Além da provável punição desportiva, já deixada em aberto pela Conmebol, as ações violentas de torcedores do Flamengo, após o empate e a perda do título da Copa Sul-Americana, na última quarta-feira, serão alvo de investigações da polícia e do Ministério Público do Estado. Antes do jogo, os torcedores de uma organizada chegaram a invadir o estádio pelos portões de acesso da Avenida Radial Oeste, em uma ação orquestrada que gerou uma cena nunca vista no Maracanã.

Outros episódios foram registrados por câmeras da rua e gente que tentava fugir dos tumultos. Um carro foi depredado e seu motorista agredido por torcedores. Policiais militares do Batalhão de Choque tentaram controlar o tumulto com o uso de gás lacrimogêneo e balas de borracha. Depois da confusão, alguns torcedores foram encaminhados para o Juizado Especial do Torcedor, dentro do próprio estádio do Maracanã.

Grupos de torcedores também depredaram seis trens dos ramais Santa Cruz, Japeri e Gramacho. Ao todo, 54 janelas e uma luminária foram arrancadas e um visor de TV foi quebrado. De acordo com a concessionária Supervia, que administra os trens urbanos, apenas uma dessas composições foi recuperada a tempo de ser utilizada na operação de hoje. As outras precisaram ir para a oficina para a realização de reparos mais complexos.

Houve ainda danos em quatro estações dos ramais Gramacho, Deodoro e Japeri. Em Corte 8, placas de acrílico, que isolavam a via férrea, foram quebradas. Em Quintino, uma porta de acesso foi danificada a chutes e, em Anchieta, quatro lixeiras foram arrancadas.
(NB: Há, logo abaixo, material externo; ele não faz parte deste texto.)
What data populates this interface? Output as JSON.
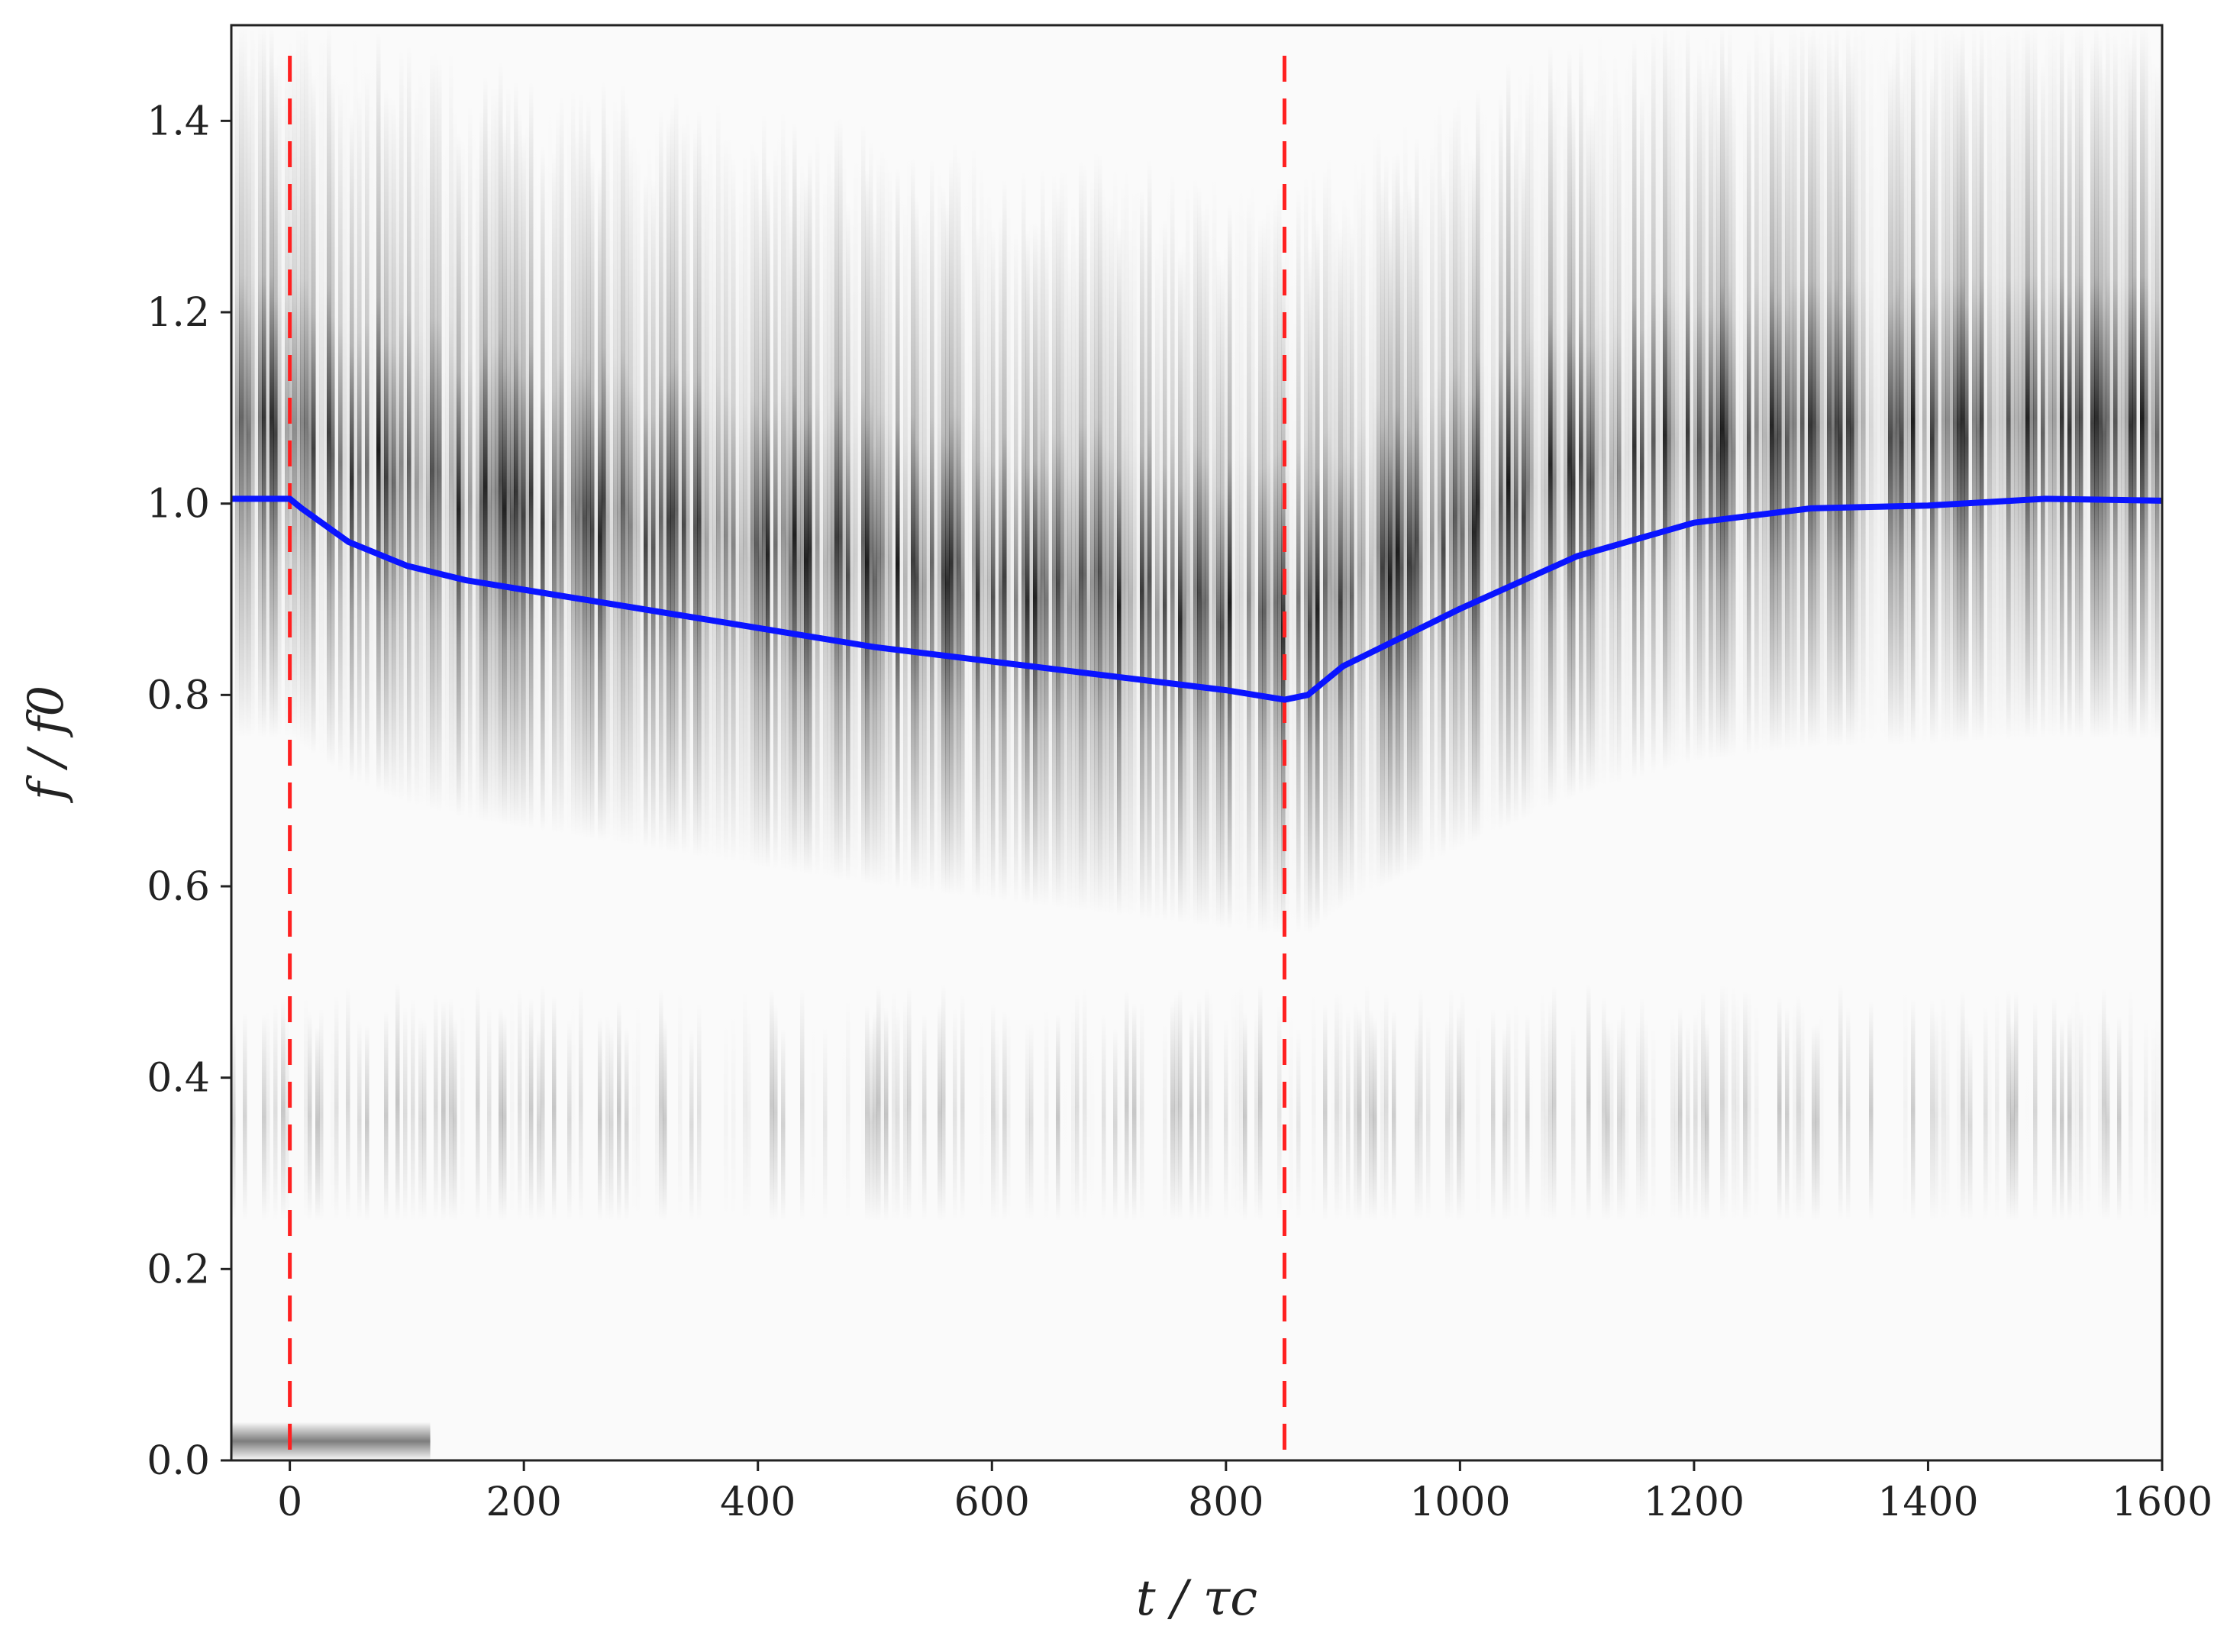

Antes mesmo do jogo, na madrugada de quarta (13), 48 torcedores do Flamengo já tinham sido detidos acusados de jogar fogos de artifício e rojões em direção a hotéis na Barra da Tijuca, na zona oeste da cidade, e em Copacabana, na zona sul, onde estavam hospedados membros da delegação do time argentino do Independiente.

APURAÇÃO

O Ministério Público do Estado do Rio de Janeiro (MPRJ) encaminhou ofícios para diversas instituições, pedindo a apuração de responsabilidade pelos atos violentos ocorridos antes e depois do jogo. O Grupo de Atuação Especializada do Desporto e Defesa do Torcedor (GAEDEST) do MPRJ quer informações ainda sobre os tumultos ocorridos, na quarta-feira (13), no entorno do Hotel Hilton, na Barra da Tijuca, zona oeste do Rio, onde o time argentino estava concentrado. O órgão encaminhou DVDs com imagens que classifica de práticas criminosas.

As gravações das imagens de dentro e de fora do estádio foram encaminhadas à Promotoria de Justiça de Tutela Coletiva de Defesa do Consumidor e Contribuinte, do MPRJ, à 18ª Delegacia de Polícia do bairro do Maracanã, à Confederação Brasileira de Futebol (CBF), ao Superior Tribunal de Justiça Desportiva (STJD) e à Confederação Sul-Americana de Futebol (Conmebol). Já as gravações referentes ao Hotel Hilton foram para a 16ª DP, da Barra da Tijuca.

Nos documentos em que pede a instauração de inquéritos policiais, o MPRJ indica que “é necessária uma investigação profunda acerca dos fatos ocorridos para identificar e a punição dos criminosos que se travestem de torcedores para espalhar o caos, o medo e a desordem no seio social, de modo a restabelecer a paz pela qual nossa sociedade tanto anseia”.

Em nota, o Clube de Regatas do Flamengo expressou indignação com os fatos violentos e se solidarizou com todos os torcedores que “de alguma maneira foram afetados pela selvageria, violência e falta de cidadania daqueles que provocaram tumulto antes e depois da partida”. O time criticou o esquema de policiamento montado para a partida que teria a definição do campeão sul-americano.